Ellerinden gelse, hepsini asacaklar, ama ne yazık ki, idam kaldırıldı!!!
Cemaatin
lideri ve yazarları, AKP- Erdoğan bir
eksen kırılması yaşıyor, yazık olacak onlara, bir zamanlar bir Erdoğan vardı,
diye yazıyor.
Anlıyoruz
ki, siyasi davalar üzerinde süren cemaat
vesayeti, hukuksuzluğu ve zorbalığı, AKPyi bunalttı! AKP bu yükü atmak
istiyor, Cemaat karşı çıkıyor...
Öğrencilerin,
sosyalist gençlerin aylarda içeride tutulması da, küfede kırılan yumurtalardan
bir kısmını ifade ediyor.
Şike olayı
da, Cemaat ile Erdoğan arasındaki kırılmanın tam dışa vurumu...
Cemaat
herşeyi “organize ağır suç”a sokarak, sözde temizlik yaftası altında, aslında
futbolda kendisine yer açmak istiyor. Futbol,
kitleleri gütmek için iyi bir araç sanıldı..
Ama
kazın ayağı farklı çıktı! Taraftarın büyük öfkesi sonucu, Erdoğan yelkenleri
indirip cezaları daha normal sınırlara çekince, Cemaatin öfkesiyle karşı
karşıya kaldı.
Cemaat,
Silivri davalarının da bu yolla
sonlandırdırılacağını görüyor. O zaman en büyük “oyuncağını” yitirecek!

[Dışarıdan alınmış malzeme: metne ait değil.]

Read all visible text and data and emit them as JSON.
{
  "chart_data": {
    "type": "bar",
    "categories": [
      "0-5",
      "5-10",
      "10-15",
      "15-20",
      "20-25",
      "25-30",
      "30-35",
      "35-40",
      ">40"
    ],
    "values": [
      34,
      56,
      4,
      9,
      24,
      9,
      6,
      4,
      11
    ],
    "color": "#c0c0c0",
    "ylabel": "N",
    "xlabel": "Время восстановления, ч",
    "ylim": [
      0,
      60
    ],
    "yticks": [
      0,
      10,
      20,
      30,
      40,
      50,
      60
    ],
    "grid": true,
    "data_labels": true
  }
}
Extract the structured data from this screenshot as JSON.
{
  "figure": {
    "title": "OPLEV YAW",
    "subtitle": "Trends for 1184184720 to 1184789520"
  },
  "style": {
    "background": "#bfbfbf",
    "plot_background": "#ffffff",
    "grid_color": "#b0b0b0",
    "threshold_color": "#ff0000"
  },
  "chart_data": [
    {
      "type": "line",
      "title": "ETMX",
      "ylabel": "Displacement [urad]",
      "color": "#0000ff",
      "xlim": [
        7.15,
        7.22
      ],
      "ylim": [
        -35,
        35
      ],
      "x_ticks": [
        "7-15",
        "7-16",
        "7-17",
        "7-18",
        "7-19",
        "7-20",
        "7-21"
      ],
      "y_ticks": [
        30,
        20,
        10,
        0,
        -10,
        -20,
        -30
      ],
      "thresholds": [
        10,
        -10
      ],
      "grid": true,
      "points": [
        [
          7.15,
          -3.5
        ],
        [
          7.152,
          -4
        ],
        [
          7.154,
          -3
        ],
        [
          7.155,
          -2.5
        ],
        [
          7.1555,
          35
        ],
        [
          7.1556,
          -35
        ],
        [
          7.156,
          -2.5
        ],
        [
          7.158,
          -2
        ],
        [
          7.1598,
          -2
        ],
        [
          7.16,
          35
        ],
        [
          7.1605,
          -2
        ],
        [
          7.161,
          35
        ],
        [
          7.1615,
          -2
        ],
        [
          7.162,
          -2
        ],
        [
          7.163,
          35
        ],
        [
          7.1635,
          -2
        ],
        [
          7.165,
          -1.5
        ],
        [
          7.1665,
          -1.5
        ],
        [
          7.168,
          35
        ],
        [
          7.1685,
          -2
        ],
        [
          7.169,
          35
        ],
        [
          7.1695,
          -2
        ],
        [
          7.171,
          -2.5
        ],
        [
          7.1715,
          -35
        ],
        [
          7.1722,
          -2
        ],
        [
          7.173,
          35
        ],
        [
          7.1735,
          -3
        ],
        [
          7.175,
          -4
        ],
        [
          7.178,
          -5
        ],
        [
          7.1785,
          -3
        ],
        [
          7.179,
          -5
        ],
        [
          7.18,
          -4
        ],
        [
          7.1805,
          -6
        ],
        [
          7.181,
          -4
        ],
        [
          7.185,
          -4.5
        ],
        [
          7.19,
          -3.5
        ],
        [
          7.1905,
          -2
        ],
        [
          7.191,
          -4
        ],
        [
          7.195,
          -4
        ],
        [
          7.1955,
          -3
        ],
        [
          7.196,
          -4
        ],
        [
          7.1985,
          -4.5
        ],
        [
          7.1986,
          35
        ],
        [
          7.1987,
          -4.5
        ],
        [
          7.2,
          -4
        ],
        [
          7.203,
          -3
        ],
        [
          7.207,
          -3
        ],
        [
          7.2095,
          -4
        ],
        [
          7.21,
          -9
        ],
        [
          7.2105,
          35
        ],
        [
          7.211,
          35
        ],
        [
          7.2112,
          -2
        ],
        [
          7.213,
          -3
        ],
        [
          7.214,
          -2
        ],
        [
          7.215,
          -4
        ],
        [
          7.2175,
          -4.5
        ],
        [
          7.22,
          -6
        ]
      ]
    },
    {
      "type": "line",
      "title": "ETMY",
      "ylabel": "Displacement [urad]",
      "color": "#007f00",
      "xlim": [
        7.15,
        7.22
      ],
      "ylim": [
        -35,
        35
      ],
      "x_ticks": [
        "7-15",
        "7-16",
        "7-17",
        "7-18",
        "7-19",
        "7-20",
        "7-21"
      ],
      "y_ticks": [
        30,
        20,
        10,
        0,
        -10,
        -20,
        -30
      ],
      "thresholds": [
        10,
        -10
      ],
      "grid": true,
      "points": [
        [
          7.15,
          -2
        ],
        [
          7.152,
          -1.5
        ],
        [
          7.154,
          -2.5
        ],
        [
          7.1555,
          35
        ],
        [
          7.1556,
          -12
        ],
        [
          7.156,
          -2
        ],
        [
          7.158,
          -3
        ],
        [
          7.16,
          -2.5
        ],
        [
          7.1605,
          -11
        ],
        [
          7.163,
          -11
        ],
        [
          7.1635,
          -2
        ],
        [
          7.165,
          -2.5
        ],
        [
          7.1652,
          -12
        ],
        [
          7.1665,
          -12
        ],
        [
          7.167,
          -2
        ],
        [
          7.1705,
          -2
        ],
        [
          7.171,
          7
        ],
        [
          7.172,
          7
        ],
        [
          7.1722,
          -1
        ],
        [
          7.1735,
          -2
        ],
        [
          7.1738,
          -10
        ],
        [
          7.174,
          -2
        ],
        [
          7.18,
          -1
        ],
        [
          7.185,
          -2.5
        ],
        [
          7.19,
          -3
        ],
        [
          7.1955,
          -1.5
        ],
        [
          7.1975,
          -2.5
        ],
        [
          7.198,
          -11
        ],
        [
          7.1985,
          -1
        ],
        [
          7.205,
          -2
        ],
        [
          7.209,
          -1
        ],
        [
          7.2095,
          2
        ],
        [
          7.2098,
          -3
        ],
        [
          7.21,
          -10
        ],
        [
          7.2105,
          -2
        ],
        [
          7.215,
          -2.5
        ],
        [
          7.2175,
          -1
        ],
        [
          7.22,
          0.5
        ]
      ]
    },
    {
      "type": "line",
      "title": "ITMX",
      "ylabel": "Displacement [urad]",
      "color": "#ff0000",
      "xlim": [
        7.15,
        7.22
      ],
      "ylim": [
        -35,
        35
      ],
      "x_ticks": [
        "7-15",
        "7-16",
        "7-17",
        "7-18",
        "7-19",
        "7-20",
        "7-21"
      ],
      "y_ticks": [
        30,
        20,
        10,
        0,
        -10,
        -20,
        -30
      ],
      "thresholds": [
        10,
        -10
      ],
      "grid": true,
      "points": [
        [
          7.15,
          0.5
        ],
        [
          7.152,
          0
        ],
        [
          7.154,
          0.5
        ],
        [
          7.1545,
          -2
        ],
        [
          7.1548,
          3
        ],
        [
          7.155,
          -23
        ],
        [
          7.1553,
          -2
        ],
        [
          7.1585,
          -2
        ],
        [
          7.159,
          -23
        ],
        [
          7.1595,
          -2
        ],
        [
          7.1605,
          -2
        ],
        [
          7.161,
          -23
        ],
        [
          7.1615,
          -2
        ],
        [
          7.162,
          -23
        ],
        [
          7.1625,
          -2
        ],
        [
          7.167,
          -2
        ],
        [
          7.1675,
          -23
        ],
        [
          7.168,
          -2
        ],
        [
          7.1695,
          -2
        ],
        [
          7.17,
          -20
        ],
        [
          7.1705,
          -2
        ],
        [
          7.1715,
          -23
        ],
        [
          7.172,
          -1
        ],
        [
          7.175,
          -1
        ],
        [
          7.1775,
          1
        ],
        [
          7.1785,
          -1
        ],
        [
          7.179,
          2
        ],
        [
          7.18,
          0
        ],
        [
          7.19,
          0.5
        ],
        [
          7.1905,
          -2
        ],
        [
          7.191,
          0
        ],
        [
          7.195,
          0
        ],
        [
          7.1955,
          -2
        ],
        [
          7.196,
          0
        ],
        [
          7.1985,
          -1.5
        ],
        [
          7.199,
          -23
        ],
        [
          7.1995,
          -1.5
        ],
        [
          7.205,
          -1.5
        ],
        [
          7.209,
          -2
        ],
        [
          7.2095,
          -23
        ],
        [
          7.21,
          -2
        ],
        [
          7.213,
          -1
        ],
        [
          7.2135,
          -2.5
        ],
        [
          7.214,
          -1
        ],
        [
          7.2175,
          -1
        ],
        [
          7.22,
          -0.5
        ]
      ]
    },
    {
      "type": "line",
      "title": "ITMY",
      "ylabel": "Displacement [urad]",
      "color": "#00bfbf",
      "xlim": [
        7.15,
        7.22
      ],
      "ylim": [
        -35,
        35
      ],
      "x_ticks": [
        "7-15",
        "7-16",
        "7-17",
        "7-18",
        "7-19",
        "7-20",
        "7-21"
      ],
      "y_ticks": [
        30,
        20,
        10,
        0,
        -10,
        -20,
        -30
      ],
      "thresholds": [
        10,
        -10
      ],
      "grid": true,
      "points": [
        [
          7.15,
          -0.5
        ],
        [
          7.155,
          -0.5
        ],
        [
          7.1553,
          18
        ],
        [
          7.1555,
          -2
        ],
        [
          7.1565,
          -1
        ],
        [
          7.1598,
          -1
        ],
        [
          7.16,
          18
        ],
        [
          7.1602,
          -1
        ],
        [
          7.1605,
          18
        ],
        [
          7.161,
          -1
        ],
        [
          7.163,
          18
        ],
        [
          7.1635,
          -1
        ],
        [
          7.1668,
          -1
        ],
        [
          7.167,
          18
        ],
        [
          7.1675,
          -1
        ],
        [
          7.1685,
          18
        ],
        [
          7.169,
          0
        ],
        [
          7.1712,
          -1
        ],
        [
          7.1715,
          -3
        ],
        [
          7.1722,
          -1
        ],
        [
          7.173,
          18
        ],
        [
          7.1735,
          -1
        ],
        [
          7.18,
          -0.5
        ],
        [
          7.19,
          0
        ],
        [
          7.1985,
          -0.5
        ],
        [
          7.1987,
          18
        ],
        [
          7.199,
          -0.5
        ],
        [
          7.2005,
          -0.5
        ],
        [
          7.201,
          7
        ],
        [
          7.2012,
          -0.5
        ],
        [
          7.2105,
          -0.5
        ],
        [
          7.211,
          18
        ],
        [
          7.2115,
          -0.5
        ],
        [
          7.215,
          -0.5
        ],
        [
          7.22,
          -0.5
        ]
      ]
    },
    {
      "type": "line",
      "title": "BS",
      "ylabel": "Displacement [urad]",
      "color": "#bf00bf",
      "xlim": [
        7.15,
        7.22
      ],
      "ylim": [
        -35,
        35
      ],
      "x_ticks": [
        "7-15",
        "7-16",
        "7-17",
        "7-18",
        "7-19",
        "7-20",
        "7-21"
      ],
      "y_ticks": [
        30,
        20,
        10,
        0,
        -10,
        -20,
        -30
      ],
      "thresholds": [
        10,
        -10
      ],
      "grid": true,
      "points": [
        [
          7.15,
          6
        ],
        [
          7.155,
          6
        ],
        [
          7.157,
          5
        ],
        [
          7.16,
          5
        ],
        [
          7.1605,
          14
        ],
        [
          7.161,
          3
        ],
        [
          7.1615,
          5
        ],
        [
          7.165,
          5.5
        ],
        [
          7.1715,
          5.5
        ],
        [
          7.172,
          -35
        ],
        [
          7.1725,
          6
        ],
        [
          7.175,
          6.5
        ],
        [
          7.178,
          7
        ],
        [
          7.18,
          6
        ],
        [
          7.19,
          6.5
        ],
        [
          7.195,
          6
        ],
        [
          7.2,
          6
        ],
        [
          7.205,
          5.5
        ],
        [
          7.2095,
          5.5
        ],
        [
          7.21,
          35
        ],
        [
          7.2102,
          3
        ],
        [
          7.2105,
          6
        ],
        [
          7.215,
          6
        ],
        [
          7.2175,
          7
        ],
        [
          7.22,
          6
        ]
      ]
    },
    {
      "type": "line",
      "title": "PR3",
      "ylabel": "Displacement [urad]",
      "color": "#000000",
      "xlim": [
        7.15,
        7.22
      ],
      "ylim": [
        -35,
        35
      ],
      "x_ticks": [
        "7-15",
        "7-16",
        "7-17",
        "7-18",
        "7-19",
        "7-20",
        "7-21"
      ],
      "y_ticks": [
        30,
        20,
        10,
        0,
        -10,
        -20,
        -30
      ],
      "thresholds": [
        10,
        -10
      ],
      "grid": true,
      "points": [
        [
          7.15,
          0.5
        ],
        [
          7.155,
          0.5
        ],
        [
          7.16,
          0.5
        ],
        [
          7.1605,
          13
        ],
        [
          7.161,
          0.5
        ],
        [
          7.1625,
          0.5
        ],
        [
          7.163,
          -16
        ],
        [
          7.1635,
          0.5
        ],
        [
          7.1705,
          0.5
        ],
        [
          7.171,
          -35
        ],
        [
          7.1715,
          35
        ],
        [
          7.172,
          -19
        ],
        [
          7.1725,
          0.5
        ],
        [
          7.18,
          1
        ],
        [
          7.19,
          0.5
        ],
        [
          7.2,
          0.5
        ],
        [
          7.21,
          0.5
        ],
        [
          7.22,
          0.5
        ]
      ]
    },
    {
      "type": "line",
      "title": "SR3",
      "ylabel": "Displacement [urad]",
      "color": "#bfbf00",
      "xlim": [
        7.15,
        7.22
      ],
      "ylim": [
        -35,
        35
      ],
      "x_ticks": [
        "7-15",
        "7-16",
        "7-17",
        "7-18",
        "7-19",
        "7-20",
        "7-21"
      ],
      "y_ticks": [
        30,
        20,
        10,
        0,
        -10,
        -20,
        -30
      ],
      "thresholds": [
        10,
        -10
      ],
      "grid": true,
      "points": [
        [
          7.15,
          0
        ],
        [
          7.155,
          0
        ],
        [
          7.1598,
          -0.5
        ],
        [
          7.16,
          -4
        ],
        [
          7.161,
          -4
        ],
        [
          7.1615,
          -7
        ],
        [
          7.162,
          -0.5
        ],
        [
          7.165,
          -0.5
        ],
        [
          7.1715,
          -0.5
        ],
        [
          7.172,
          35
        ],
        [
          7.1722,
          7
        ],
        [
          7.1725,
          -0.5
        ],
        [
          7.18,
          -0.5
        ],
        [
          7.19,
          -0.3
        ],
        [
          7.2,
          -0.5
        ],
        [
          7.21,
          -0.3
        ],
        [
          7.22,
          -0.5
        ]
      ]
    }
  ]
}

Yapılan soytarılıklar ve tezgahçıları açığa çıkacak..
Katmerli
öfkesi bu yüzden!
Yok
hayır, burada cemaatin son derece totaliter ve diktatör, Erdoğan’ın demokrat
olduğunu söylemiyorum. Ama her ikisinin totaliterlikte gidebilecekleri
mesafeler farklı...
Bu
konuyu belki Perşembe günü de sürdüreceğiz, bakalım hele.